Councillor C Cushing expressed concern that the site was not currently within the planning framework and the proposal would not be considered if it did not include land for a new school.  He considered that it would be appropriate to consider an application at such time as there was a requirement and need for a new school, which did not appear to be the case at the present time.


Councillor Dr C Stockton asked if it would be possible to impose a condition to require the land to be offered for community use before any other use.
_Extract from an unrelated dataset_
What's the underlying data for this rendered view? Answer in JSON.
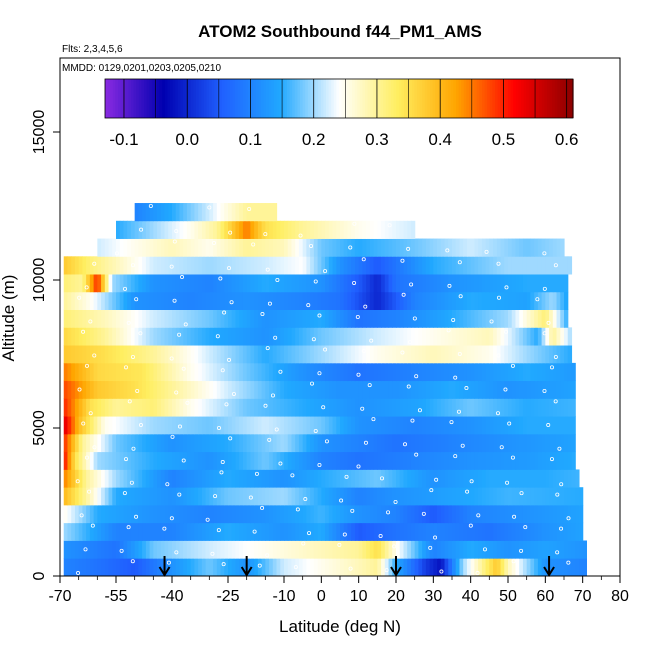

The Principal Lawyer advised the Committee with regard to the requirement that applications must accord with the Development Plan unless material considerations indicated otherwise.  The new Development Plan would allocate land around Holt, including land for a school, and a future application would be determined in accordance with it in the event that the school did not go ahead.  It would be for the local plan process to secure the optimum future community use and not the Section 106 Obligation.


The Head of Planning stated that it was a difficult proposal but it was lawful to make the application.  He advised the Committee with regard to the highway and education issues.  There were no sustainable highway objections, and nothing exceptional about this application with regard to the process for the delivery of a school.  He advised the Committee that the Officer’s recommendation was sound and logical.


There was no proposer for the Officer’s report.  The Principal Lawyer advised that under the Council’s Standing Orders, if considered appropriate by the Chair, the Officer’s recommendation could be deemed to be proposed and seconded.


On being put to the vote, the proposal was declared lost with no votes in favour, 12 votes against and 2 abstentions.


Following a brief discussion and advice from the Officers, it was proposed by Councillor N Lloyd, seconded by Councillor R Kershaw and


RESOLVED by 11 votes to 0 with 3 abstentions


That this application be refused on grounds that it is contrary to Local Plan Policies SS1 and SS2 as the material considerations advanced in favour of this development are not sufficient to outweigh the identified conflict with the Development Plan.